High returns: Multiple Smaller FDs or one Consolidated Fixed Deposit?

Fixed deposit schemes are becoming increasingly popular amongst the masses, owing to surging interest rates and a heightened sense of asset security. This phenomenon has become all the more prominent post the rigorous repo rate hikes commissioned by the Reserve Bank of India (RBI), which consequently prompted FD interest rates to escalate across the board. Now, most providers’ interest offerings fall between 7-8%, with senior citizens being eligible for some special benefits and rates as well. 

As a potential FD account holder, you have two options. You can either park all your idle assets into a consolidated FD for a stretched period of time or choose to go for multiple small fixed deposits. Both pathways come with their own set of advantages and limitations, as elaborated below.

One Consolidated Fixed Deposit

Some advantages of going down the consolidated FD route include:

  • Simplicity: You can easily manage your assets by booking a single FD, which will involve minimal paperwork 
  • Higher rates of interest: When you park a larger amount of money in one FD, you’re eligible to enjoy higher interest rates
  • Convenience: With a single, consolidated fixed deposit, you will be able to obtain a large lump sum, when the instrument hits maturity. 

There exist some downsides to opting for consolidated a fixed deposit, as stated below: 

  • Liquidity concerns: The liquidity of your idle funds is significantly impacted by the predetermined tenor of your consolidated FD. If you choose to terminate the same before maturity, you’ll be liable to pay some penalties to your provider, too
  • A fixed rate of interest: Banks keep upgrading and revising their FD interest offerings. When you hold a consolidated fixed deposit having a longer tenor, you’ll not be able eligible to benefit from these periodic upgrades. 

Multiple Smaller Fixed Deposits

Dividing your money into smaller FDs with different maturities comes with the following advantages: 

  • Higher rates of interest: When you park your funds into several smaller FDs, you can potentially reap more interest, owing to the interest rate revisions commissioned by banks/NBFCs on a regular basis
  • Enhanced liquidity: With each of your FDs hitting maturity after a short period of time, the liquidity of your assets will be improved considerably 
  • Choosing multiple providers: When you want to park your assets into multiple fixed deposit schemes, you have the option to opt for several plans offered by different banks/NBFCs, thereby reducing the risks involved, if any. As the India Post is backed by the Government of India, it stands as a credible provider of FDs. Post office FD rates usually range between 6.90% to 7.50% p.a.
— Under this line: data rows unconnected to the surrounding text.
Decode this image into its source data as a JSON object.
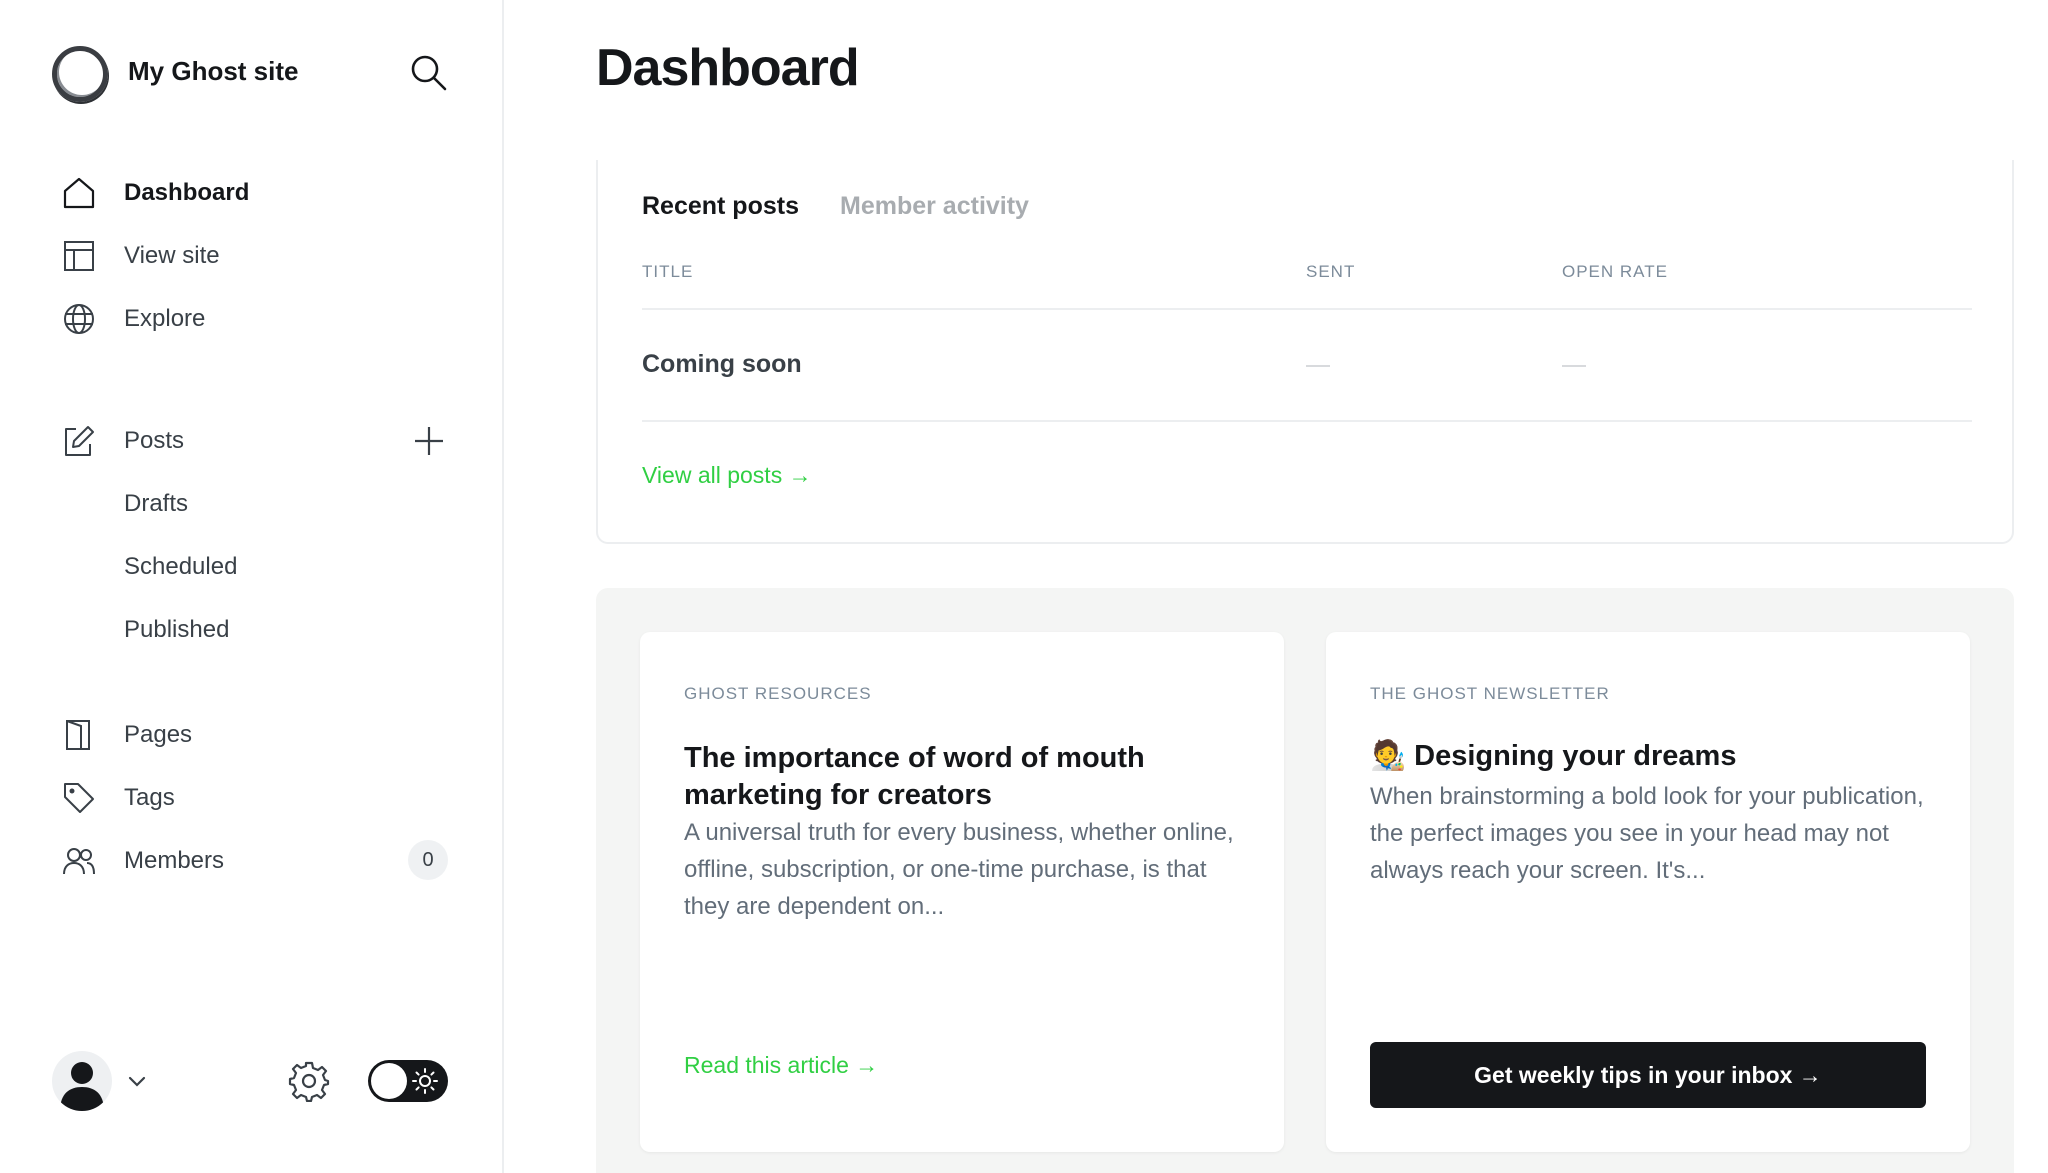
{
  "site": {
    "title": "My Ghost site"
  },
  "nav": {
    "dashboard": "Dashboard",
    "view_site": "View site",
    "explore": "Explore",
    "posts": "Posts",
    "drafts": "Drafts",
    "scheduled": "Scheduled",
    "published": "Published",
    "pages": "Pages",
    "tags": "Tags",
    "members": "Members",
    "members_count": "0"
  },
  "main": {
    "title": "Dashboard",
    "tabs": {
      "recent": "Recent posts",
      "activity": "Member activity"
    },
    "table": {
      "headers": {
        "title": "TITLE",
        "sent": "SENT",
        "open_rate": "OPEN RATE"
      },
      "rows": [
        {
          "title": "Coming soon",
          "sent": "—",
          "open_rate": "—"
        }
      ]
    },
    "view_all": "View all posts →"
  },
  "resources": {
    "left": {
      "eyebrow": "GHOST RESOURCES",
      "title": "The importance of word of mouth marketing for creators",
      "excerpt": "A universal truth for every business, whether online, offline, subscription, or one-time purchase, is that they are dependent on...",
      "link": "Read this article →"
    },
    "right": {
      "eyebrow": "THE GHOST NEWSLETTER",
      "title": "🧑‍🎨 Designing your dreams",
      "excerpt": "When brainstorming a bold look for your publication, the perfect images you see in your head may not always reach your screen. It's...",
      "button": "Get weekly tips in your inbox →"
    }
  },
  "colors": {
    "accent": "#30cf43",
    "dark": "#15171a",
    "muted": "#7c8b9a"
  }
}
It is also important for you to be aware of certain limitations that come with booking multiple FDs, as elaborated below: 

  • Complexity: Owning and managing several FDs will involve more paperwork when compared to a single, consolidated FD
  • Tracking inconveniences: When you have several fixed deposit plans in your savings portfolio, tracking and monitoring the progress of each one of them can turn into quite a hassle

Unfortunately, there isn’t a one-size-fits-all solution for you to abide by, when it comes to picking between the two alternatives. It is advisable for you to analyse your unique financial goals and requirements and then take a call. Nonetheless, you can follow the consequent tips and tricks, to maximise your FD returns: 

  1. Book an FD under your parents’ name: If your parents are retired individuals, then it can be a viable option to start a fixed deposit plan for them. Returns generated via FDs held by senior citizens aren’t subjected to taxation. What’s more, senior citizens are eligible to benefit from special interest rates, too. 
  2. Opt for a cumulative FD: Cumulative fixed deposits, i.e., those instruments which give out returns at the time of maturity, are known to award greater lump sums, owing to the power of compounding. Typically, these tools add the interest to the principal amount every quarter or every year, which is then given to the account holder altogether, when the cumulative FD concludes its term.
  3. Avoid breaking FDs prematurely: Premature withdrawal is always subject to penalties, which are imposed by the provider. Therefore, is advisable for you to avoid closing your fixed deposits before they complete their tenor. Instead, you can go for multiple FDs with smaller tenors, which will help you to increase their liquidity and have access to funds when faced with unforeseen adversities.
  4. Use an FD laddering strategy: Firstly, divide your funds into multiple FDs that come with different tenors. Say you wish to park ₹5 Lakhs in an FD. Instead of doing so and locking your funds into a single FD plan, divide the amount into 5 fixed deposits of ₹1 Lakh each, having maturities of 1 year, 2 years, all the way up to 5 years. When you do so, one of your FDs will hit maturity every year, which you can then park into another FD offering an even higher interest rate. At the same time, the liquidity of your assets will be boosted, too.